US President Donald Trump appears to be taking a different tack on North Korea from his advisers and also from Japan, sending mixed signals about US-North Korea relations and dialogue prospects.
Speaking before and after his summit with Japanese Prime Minister Shinzo Abe in Tokyo on Monday, Trump reiterated his views on North Korea’s recent provocations and on its leader, Kim Jong-un.
“I think he’s very much — I talk to him a lot about it, and he’s very much into the fact that — he believes, like I do, that North Korea has tremendous economic potential like perhaps few other developing nations anywhere in the world,” Trump said.
“He knows that, with nuclear, that’s never going to happen. Only bad can happen. He understands that. He is a very smart man. He gets it well.”
Trump was responding to a reporter’s question: what he would consider a breach of trust by Kim. The question was raised after Trump downplayed North Korea’s missile launch, saying it involved only “small weapons.”
The US president also stressed that North Korea had not conducted missile or nuclear weapons tests in the past two years, adding that he was happy with the development and that “intelligent people agree with me.”
Ahead of the summit, Trump also said there was “great respect” between Washington and Pyongyang and that he felt “lots of good things will come with North Korea.”
Such confidence does not appear to be shared by Japan, a key US ally in the region, however.
While Abe said he and Trump had dedicated “a good amount of time in better aligning our policies” on North Korea and that the two countries were “completely on the same page,” differences were apparent in their approaches to the North Korean projectiles.
“Now, the launching of the missiles this time: On the 9th of May, North Korea launched a short-range ballistic missile.

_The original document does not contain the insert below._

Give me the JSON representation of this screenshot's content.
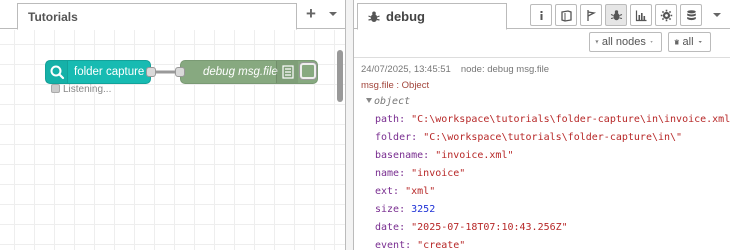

This is violating the Security Council resolution,” Abe was quoted as saying in a White House transcript of the event.
At the press conference, Trump again downplayed the significance of the North Korean projectiles and implied that he did not view them as a violation of the UN Security Council resolutions, saying he and his aides held differing views on the matter.
Seoul, meanwhile, maintains that the identity of the projectiles fired May 9 remains to be clarified.
A high-level Cheong Wa Dae official on Monday told reporters that it is unclear why US national security adviser John Bolton referred to the projectiles as ballistic missiles, adding that analysis was still underway.
With UN Security Council resolutions banning North Korea from launching any ballistic missiles regardless of range, Seoul has been careful not to use the term ballistic missiles in referring to the recently launched weapons.
President Moon Jae-in referred to the projectiles using a Korean word that sounds similar to “ballistic missiles” at a meeting with South Korean and US military commanders, only to have Cheong Wa Dae downplay the slip by saying he had misspoken.
While Trump continues to defend his assessment of North Korea, a local daily said the US had raised the issue of tritium facilities during the Trump-Kim summit in February.
Citing unnamed sources, local daily JoongAng Ilbo claimed Stephen Biegun, the US special representative for North Korea, had raised the issue with North Korean Vice Foreign Minister Choe Son-hui.
According to the daily, Biegun asked Choe if tritium facilities would be included among those to be shut down, as Trump was leaving the summit venue. Choe was unable to answer the question, according to the daily.
In an earlier interview with Fox News, Trump revealed that had Kim offered to shut down one or two of North Korea’s nuclear facilities at the Hanoi summit. Pyongyang operates five facilities.
North Korea, meanwhile, is taking an increasingly vehement tone against US officials, including Bolton, while refraining from criticizing Trump.
On Monday, North Korea’s Foreign Ministry spokesperson criticized Bolton over his comment that North Korea had fired short-range ballistic missiles in clear violation of UN resolutions.
Speaking on North Korean state-run television, the spokesperson called Bolton “ignorant” and accused him of being a “fanatic of war.”
“(Bolton) is not a security adviser but a security-destroying adviseor who destroys peace and safety,” the North Korean official said, accusing Bolton of devising policies favoring regime change and pre-emptive strikes against the North.
“It is not strange that twisted words are uttered from the mouth of a man who is structurally defective. Such human defect should (make him) scarce as soon as possible.”
North Korea has also attacked former US Vice President Joe Biden, referring to him as a “low IQ” individual, much to Trump’s delight.
In a Twitter message posted after North Korea’s attack on Biden, Trump wrote that he “also smiled when he called Swampman Joe Biden a low IQ individual, & worse. Perhaps that’s sending me a signal?”
Trump defended his comment when asked if it gave him pause to appear to side with Kim, saying he agreed with the assessment that Biden was a “low-IQ individual.”